Martin Scorsese’s new film Silence, like the original Shusaku Endo novel, is a mysterious and complex work of art. It repeatedly catches you off guard – not least in how directly it relates to today’s controversy over adultery and Communion. Perhaps this shouldn’t be a surprise, because Silence, like the controversy itself, touches on fundamental questions.
At the centre of the film (spoiler alert) is the temptation to apostasy. Rodrigues, a 17th-century Jesuit missionary to Japan, is captured by the violently anti-Christian authorities. He is told that if he abandons the faith – by trampling on an image of Christ – five Japanese prisoners will be released from their torture chamber. Rodrigues resists, agonises, resists, calls helplessly on God, resists, and then – capitulates. He tramples on his Saviour. The regime gives him a new Japanese name; he marries, and spends the rest of his life doing small jobs for the anti-Christian inquisition.
To the film’s more sceptical interpreters, Silence is far too indulgent towards Rodrigues’s inner struggle. Apostasy, they point out, is always wrong; whatever the circumstances, it is a tragedy to be pitied. The film’s presentation of the priest’s dilemma implies that it has no right answer – that apostasy might somehow be excused.
JD Flynn has hinted at an analogy with the question of adultery and Communion. The circumstances around adultery may be complex, often heartrendingly so. But it is always a sin which needs to be renounced – and any “process of discernment” which omits that point is unfaithful to the words of Jesus.
Now, Silence does invite such an analogy. The reasoning of Rodrigues’s captors mirrors the criticisms of the Church’s Communion discipline. The captors rebuke Rodrigues for letting the prisoners writhe in agony, when his apostasy would release them; doctrinal reformers argue that “rigid” Church discipline can be insensitive to suffering.
The captors tell Rodrigues that he clings to his beliefs at the expense of “mercy” – he could, like a previous apostate priest, be caring for the sick and writing useful books. Likewise, present-day reformers say that doctrines should not get in the way of accompanying divorced people.

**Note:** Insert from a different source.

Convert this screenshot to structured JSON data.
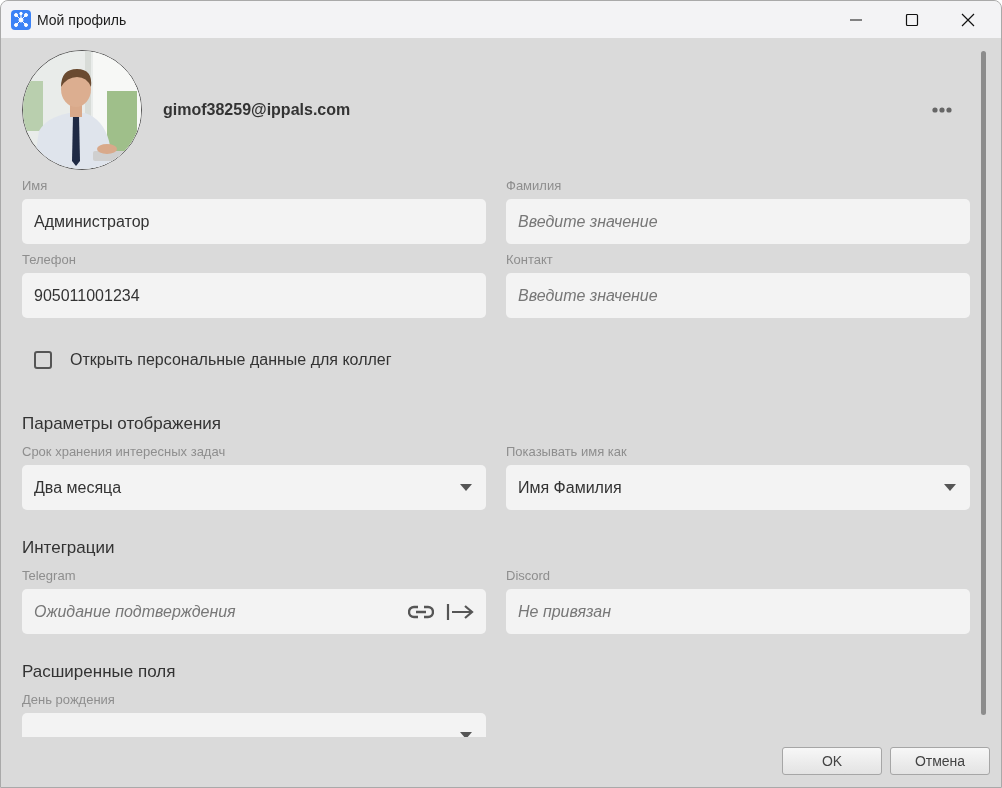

In the end, Rodrigues tramples on Christ because he believes Christ is asking him to – a belief no less strange than that of some reformers, who think a sexual relationship outside a valid marriage could be God’s will.
But although Rodrigues decides to apostatise, and although Silence seems at least partly sympathetic to his decision, the film does not simply undermine Church teaching. For one thing, it offers several examples of heroic martyrdom. As Bishop Robert Barron writes, the martyrs’ courage makes Rodrigues look less like the hero of a private existential drama, and more like a “paid lackey”.
There is, moreover, a third type which the film presents – neither the martyr nor the apostate, but the sinner who knows the awfulness of his sin. This is Kichijiro, the fisherman who, in return for cash, first helps the Jesuits to reach Japan. The first time we see him, he is curled up in a drunken mess, his long hair matted, a repulsive sight. Almost the first words out of his mouth are a terrible lie – he denies he is a Christian. This first appearance sets the tone: Kichijiro repeatedly betrays the priests, his countrymen, and God. He is the Judas who gives the Jesuits away, literally for pieces of silver; he tramples on the Christ-image whenever the authorities demand it. And yet Kichijiro never stops asking for forgiveness. Even when the only priest he can find is Rodrigues, the apostate whom he has betrayed, Kichijiro comes to seek absolution.
In Scorsese’s film, even more than in Endo’s novel, we glimpse a fathomless beauty in the midst of Kichijiro’s wretchedness. He shows that being weak, pathetic, a traitor, even committing mortal sin after mortal sin, is not actually the worst state a human being can come to. The worst state is to finally turn one’s back on God – and Kichijiro, as far as we can see, never quite does that.
He has something to say, then, about present-day controversies. Would-be reformers of the sacraments argue that Confession and a resolution to amend (“…by the help of your grace, I will try not to sin again”) may not always be the best decision. A resolution to amend might “not be practicable”; it might be “a worse error”. And the sin might not be so serious anyway, we are told. Kichijiro, the drunken, lying Judas, knows better: he sees that our sins do not need to be explained away, because they are so much smaller than God’s mercy.
Graham Greene, to whom Shusaku Endo has been compared, was once asked by a disquieted priest why his characters had to be quite so unpleasant. Greene replied: “If we want God’s mercy to flash before the eyes of unbelievers, they must see that is granted to the most degraded of human beings.” The great saints and martyrs help our faith; but on some days, the most inspiring witness is the queue for the confessional.